ISIS mortar attack on football field kills 6 in Iraq

The extremist group no longer controls territory but continues to stage sporadic attacks

A man rides a scooter cart along a damaged street in the western part of Iraq's northern city of Mosul on August 10, 2019. Although Mosul was freed from the grip of Islamic State (IS) group jihadists in 2017, tens of thousands of displaced Iraqis native to the city remain dwelling in sprawling displacement camps instead of moving back home to its unlivable ruins. Many of them say they tried returning but were shocked by what they saw. Across Iraq, more than 1.6 million people remain displaced, among them nearly 300,000 from Mosul alone, according to the International Organization for Migration. / AFP / SAFIN HAMED
Powered by automated translation

Police in Iraq say ISIS militants fired mortar rounds at a soccer field near a Shiite shrine on Saturday, killing six civilians and wounding nine others.

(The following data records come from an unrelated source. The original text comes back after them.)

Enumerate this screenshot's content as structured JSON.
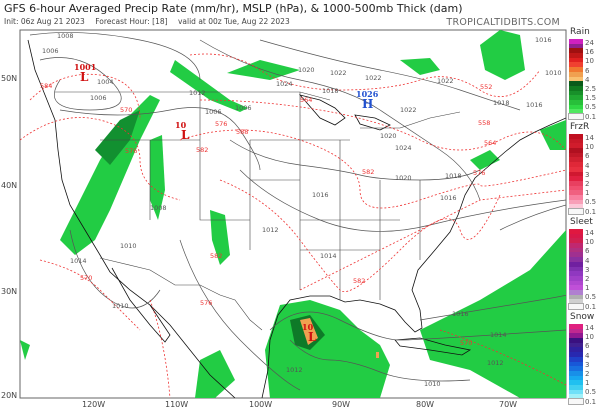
{
  "header": {
    "title": "GFS 6-hour Averaged Precip Rate (mm/hr), MSLP (hPa), & 1000-500mb Thick (dam)",
    "init": "Init: 06z Aug 21 2023",
    "forecast_hour": "Forecast Hour: [18]",
    "valid": "valid at 00z Tue, Aug 22 2023",
    "brand": "TROPICALTIDBITS.COM"
  },
  "axes": {
    "lat_labels": [
      "50N",
      "40N",
      "30N",
      "20N"
    ],
    "lon_labels": [
      "120W",
      "110W",
      "100W",
      "90W",
      "80W",
      "70W"
    ]
  },
  "centers": [
    {
      "type": "L",
      "value": "1001",
      "color": "#d01010"
    },
    {
      "type": "L",
      "value": "10",
      "color": "#d01010"
    },
    {
      "type": "H",
      "value": "1026",
      "color": "#2050d0"
    },
    {
      "type": "L",
      "value": "10",
      "color": "#d01010"
    }
  ],
  "isobar_labels": [
    "1008",
    "1006",
    "1004",
    "1006",
    "1012",
    "1006",
    "1006",
    "1022",
    "1020",
    "1018",
    "1024",
    "1022",
    "1022",
    "1024",
    "1022",
    "1018",
    "1016",
    "1020",
    "1020",
    "1018",
    "1016",
    "1016",
    "1012",
    "1014",
    "1010",
    "1014",
    "1010",
    "1016",
    "1014",
    "1012",
    "1012",
    "1010",
    "1008",
    "1016",
    "1010"
  ],
  "thickness_labels": [
    "584",
    "570",
    "576",
    "582",
    "588",
    "576",
    "564",
    "552",
    "558",
    "564",
    "576",
    "582",
    "570",
    "582",
    "582",
    "570",
    "576"
  ],
  "legend": {
    "rain": {
      "title": "Rain",
      "labels": [
        "24",
        "16",
        "10",
        "6",
        "4",
        "2.5",
        "1.5",
        "0.5",
        "0.1"
      ],
      "colors": [
        "#d020c0",
        "#902090",
        "#a01010",
        "#c01818",
        "#e02020",
        "#f04030",
        "#f07830",
        "#f0a050",
        "#f8c070",
        "#0a5a1a",
        "#107a20",
        "#18902a",
        "#20a832",
        "#28c03a",
        "#30d844",
        "#50e860",
        "#f8f8f8"
      ]
    },
    "frzr": {
      "title": "FrzR",
      "labels": [
        "14",
        "10",
        "6",
        "4",
        "3",
        "2",
        "1",
        "0.5",
        "0.1"
      ],
      "colors": [
        "#c01020",
        "#c81828",
        "#d01c2c",
        "#b01020",
        "#c01828",
        "#d02030",
        "#e02838",
        "#e83040",
        "#d01830",
        "#e02040",
        "#e84060",
        "#f05070",
        "#f06080",
        "#f880a0",
        "#f8a0b8",
        "#fcc8d8",
        "#f8f8f8"
      ]
    },
    "sleet": {
      "title": "Sleet",
      "labels": [
        "14",
        "10",
        "6",
        "4",
        "3",
        "2",
        "1",
        "0.5",
        "0.1"
      ],
      "colors": [
        "#e01840",
        "#d81848",
        "#d02050",
        "#c02870",
        "#b03080",
        "#a03090",
        "#8a30a0",
        "#7020a0",
        "#8030b0",
        "#9038c0",
        "#a040c8",
        "#b048d0",
        "#c050d8",
        "#b080d0",
        "#b0b0b0",
        "#d0d0d0",
        "#f8f8f8"
      ]
    },
    "snow": {
      "title": "Snow",
      "labels": [
        "14",
        "10",
        "6",
        "4",
        "3",
        "2",
        "1",
        "0.5",
        "0.1"
      ],
      "colors": [
        "#e02080",
        "#c02890",
        "#901890",
        "#3a1080",
        "#402090",
        "#3020a0",
        "#2828b0",
        "#2040c8",
        "#1858d8",
        "#1870e0",
        "#1890e8",
        "#18a8f0",
        "#20c0f0",
        "#40d0f0",
        "#70e0f8",
        "#a0f0f8",
        "#f8f8f8"
      ]
    }
  }
}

The attack occurred in the village of Daquq, in  the northern Kirkuk province in Iraq, as people were exercising.

Police officials confirmed the attack, speaking on condition of anonymity in line with regulations.

The area of the attack, southeast of the city of Kirkuk, is controlled by Iran-supported militias known as the Popular Mobilisation Forces.

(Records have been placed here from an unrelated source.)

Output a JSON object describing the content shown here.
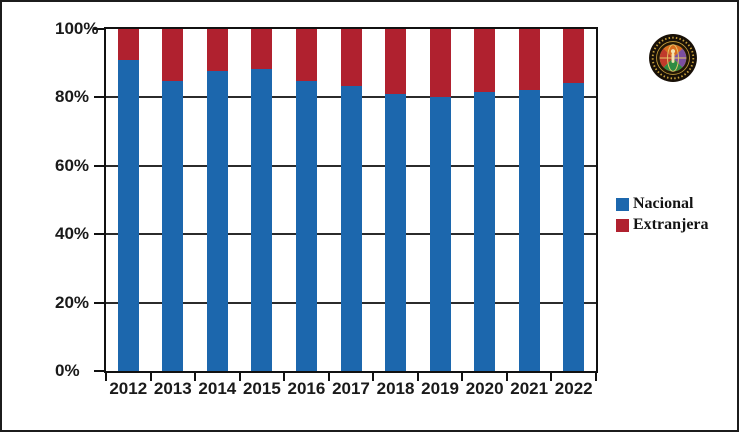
{
  "window": {
    "background": "#ffffff",
    "border_color": "#1c1c1c"
  },
  "chart_data": {
    "type": "bar",
    "stacked": true,
    "stack_mode": "percent",
    "title": "",
    "xlabel": "",
    "ylabel": "",
    "categories": [
      "2012",
      "2013",
      "2014",
      "2015",
      "2016",
      "2017",
      "2018",
      "2019",
      "2020",
      "2021",
      "2022"
    ],
    "series": [
      {
        "name": "Nacional",
        "color": "#1c67ad",
        "values": [
          90.8,
          84.9,
          87.6,
          88.3,
          84.8,
          83.3,
          81.0,
          80.1,
          81.6,
          82.3,
          84.3
        ]
      },
      {
        "name": "Extranjera",
        "color": "#b0212f",
        "values": [
          9.2,
          15.1,
          12.4,
          11.7,
          15.2,
          16.7,
          19.0,
          19.9,
          18.4,
          17.7,
          15.7
        ]
      }
    ],
    "y_ticks": [
      "0%",
      "20%",
      "40%",
      "60%",
      "80%",
      "100%"
    ],
    "y_tick_values": [
      0,
      20,
      40,
      60,
      80,
      100
    ],
    "ylim": [
      0,
      100
    ],
    "grid": true,
    "gridline_color": "#2b2b2b",
    "axis_color": "#111111",
    "legend_position": "right"
  },
  "logo": {
    "outer_ring_color": "#181007",
    "text_ring_color": "#c8a13c",
    "globe_colors": {
      "top": "#d96d1f",
      "right": "#7b4fa0",
      "bottom": "#2e8b43",
      "left": "#c03a2b"
    }
  }
}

ISIS, which once ruled a self-styled caliphate sprawling across Iraq and Syria, no longer controls territory in either country but has continued to stage sporadic attacks.

The group claimed responsibility for an attack on a Shiite mosque south of the capital Baghdad on Friday, which killed three people and injured 34. After a motorcycle rigged with explosives detonated on a commercial street in the village of Mussayyib, ISIS said it had targeted a "gatherings of Shiites".